A good place to start would be to agree on one simple rule:

If you allow one public, unauthenticated actor to access and scrape your site, you must allow all others under the same terms.

In other words: Either something is public, or it's not. You should not be able to say “public, but only for Google”.

This would remove a lot of the legal gray area, make the rules clearer for everyone and reduce the incentive for secret scraping operations.

Here's how this could work in practice:

Common Crawl (or a similar non-profit, like Internet Archive) becomes the primary public web archive, tasked with scraping, archiving, and making the dataset publicly available.
Big companies fund it because it is cheaper and cleaner than everyone scraping everything.
Everyone uses the shared dataset.

Why This Probably Won’t Happen Soon

Many people are reflexively opposed to LLMs using their content, even when it is public. That makes any political or legal progress slow. At the same time, big companies are not going to stop. They will keep ingesting this data quietly, in ways that are hard to prove or challenge.

The worst possible outcome is:

Only big companies can do this at scale.
Small companies, researchers, and non-profits are locked out.
The moat gets deeper because of legal and financial risk, not technical skill.

Ironically, the attempt to “protect” public content is what strengthens this moat.

I don't want AI to be trained with my content

That's an understandable position. I believe the system I describe could actually help:

You add metadata to your content opting out of AI training. Similar to how noindex opts out of indexing, a hypothetical notrain could explicitly opt out of AI training.
Your content gets crawled and stored in the corpus, with the opt-out metadata.
AI labs are required to disclose which training corpus versions have been used for a specific model.
If you find your content reproduced verbatim by an AI which was trained by a version of the corpus that has notrain metadata for your content, this is automatic proof that your copyright rights have been violated.

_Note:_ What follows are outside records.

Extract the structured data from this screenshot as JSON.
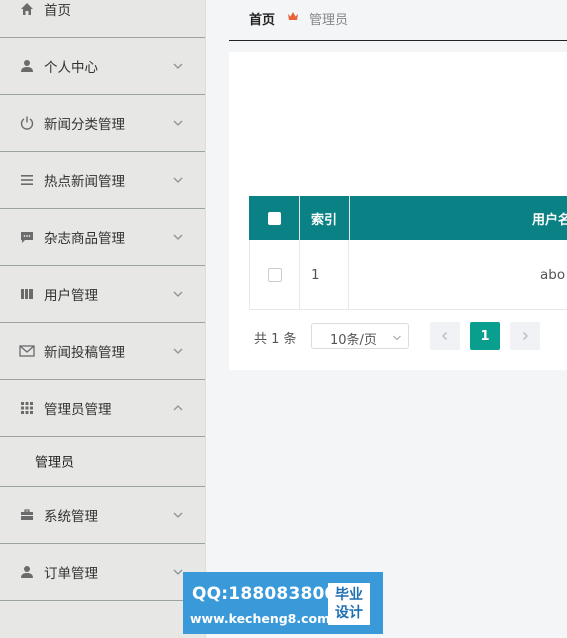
{
  "sidebar": {
    "items": [
      {
        "label": "首页",
        "icon": "home-icon"
      },
      {
        "label": "个人中心",
        "icon": "user-icon"
      },
      {
        "label": "新闻分类管理",
        "icon": "power-icon"
      },
      {
        "label": "热点新闻管理",
        "icon": "list-icon"
      },
      {
        "label": "杂志商品管理",
        "icon": "chat-icon"
      },
      {
        "label": "用户管理",
        "icon": "book-icon"
      },
      {
        "label": "新闻投稿管理",
        "icon": "mail-icon"
      },
      {
        "label": "管理员管理",
        "icon": "grid-icon"
      },
      {
        "label": "系统管理",
        "icon": "briefcase-icon"
      },
      {
        "label": "订单管理",
        "icon": "user-icon"
      }
    ],
    "submenu": {
      "label": "管理员"
    }
  },
  "breadcrumb": {
    "home": "首页",
    "current": "管理员"
  },
  "table": {
    "headers": {
      "index": "索引",
      "user": "用户名"
    },
    "rows": [
      {
        "index": "1",
        "user": "abo"
      }
    ]
  },
  "pagination": {
    "total": "共 1 条",
    "page_size": "10条/页",
    "current_page": "1"
  },
  "watermark": {
    "qq": "QQ:188083800",
    "url": "www.kecheng8.com",
    "badge_line1": "毕业",
    "badge_line2": "设计"
  },
  "colors": {
    "header_teal": "#0a8185",
    "active_page": "#0a9e8f",
    "sidebar_bg": "#e7e7e6"
  }
}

Yes, bad actors could still ignore the flag, which would be the same situation as today, but it would be an explicit act of disregarding the opt-out and thus easier to punish, whereas today there's really no recourse.

There must be a better way

We can keep the current situation, where everyone duplicates work, sites get hammered, the rules are unclear, and only the biggest players really win. Or we can treat public web data like the shared resource it already is: scrape it once, do it politely, share the results, and put clear rules around acceptable use.

That would be cheaper, cleaner, and more honest than what we are doing now. Even if it requires an uncomfortable compromise, it is still better than the slow, wasteful mess we are currently stuck with.